Characterization of Efficiency and Mechanisms of Cold Atmospheric Pressure Plasma Decontamination of Seeds for Sprout Production

• Main Authors: Alexandra Waskow, Julian Betschart, Denis Butscher, Gina Oberbossel, Denise Klöti, Annette Büttner-Mainik, Jozef Adamcik, Philipp Rudolf von Rohr, Markus Schuppler
• Format: Article
• Language: English
• Published: Frontiers Media S.A. 2018-12-01
• Series: Frontiers in Microbiology
• Subjects: cold atmospheric pressure plasma; seed decontamination; sprout production; atomic force micorscopy (AFM); dielectric coplanar surface barrier discharge
• Online Access: https://www.frontiersin.org/article/10.3389/fmicb.2018.03164/full

The consumption of fresh fruit and vegetable products has strongly increased during the past few decades. However, inherent to all minimally processed products is the short shelf life, and the risk of foodborne diseases, which have been increasingly related to such products in many parts of the world. Because of the favorable conditions for the growth of bacteria during the germination of seeds, sprouts are a frequent source for pathogenic bacteria, thus highlighting the need for seed decontamination to reduce the risk of foodborne illness. Consequently, this study focused on cold atmospheric pressure plasma (CAPP) treatment of artificially inoculated seeds in a diffuse coplanar surface barrier discharge to determine the inactivation efficiency for relevant foodborne pathogens and fungal spores. Plasma treatment of seeds resulted in a highly efficient reduction of microorganisms on the seed surface, while preserving the germination properties of seeds, at least for moderate treatment times. To characterize the mechanisms that contribute to microbial inactivation during plasma treatment, an experimental setup was developed to separate ultraviolet light (UV) and other plasma components.
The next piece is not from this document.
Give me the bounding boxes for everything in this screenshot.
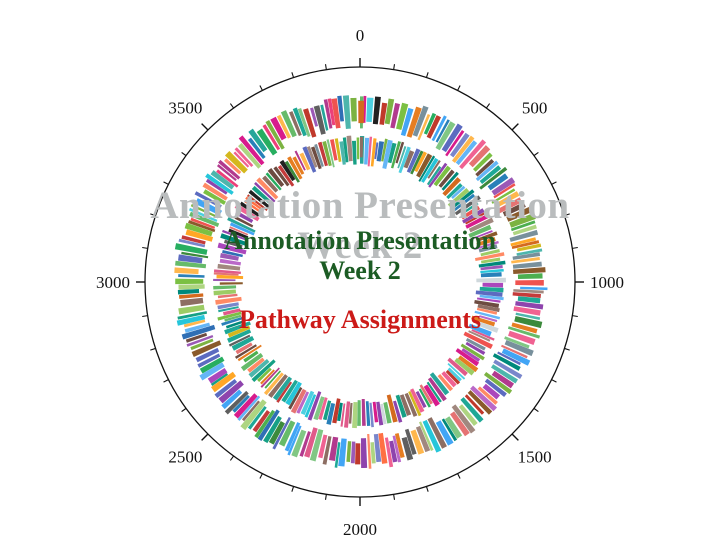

The combination of bacterial viability staining with confocal laser scanning microscopy was used to investigate the impact of ozone and other reactive species on the bacterial cells in comparison to UV. Further characterization of the effect of CAPP on bacterial cells by atomic force microscopy imaging of the same Escherichia coli cells before and after treatment revealed an increase in the surface roughness of treated E. coli cells and a decrease in the average height of the cells, which suggests physical damage to the cell envelope. In conclusion, CAPP shows potential for use as a decontamination technology in the production process of sprouts, which may contribute to food safety and prolonged shelf life of the product.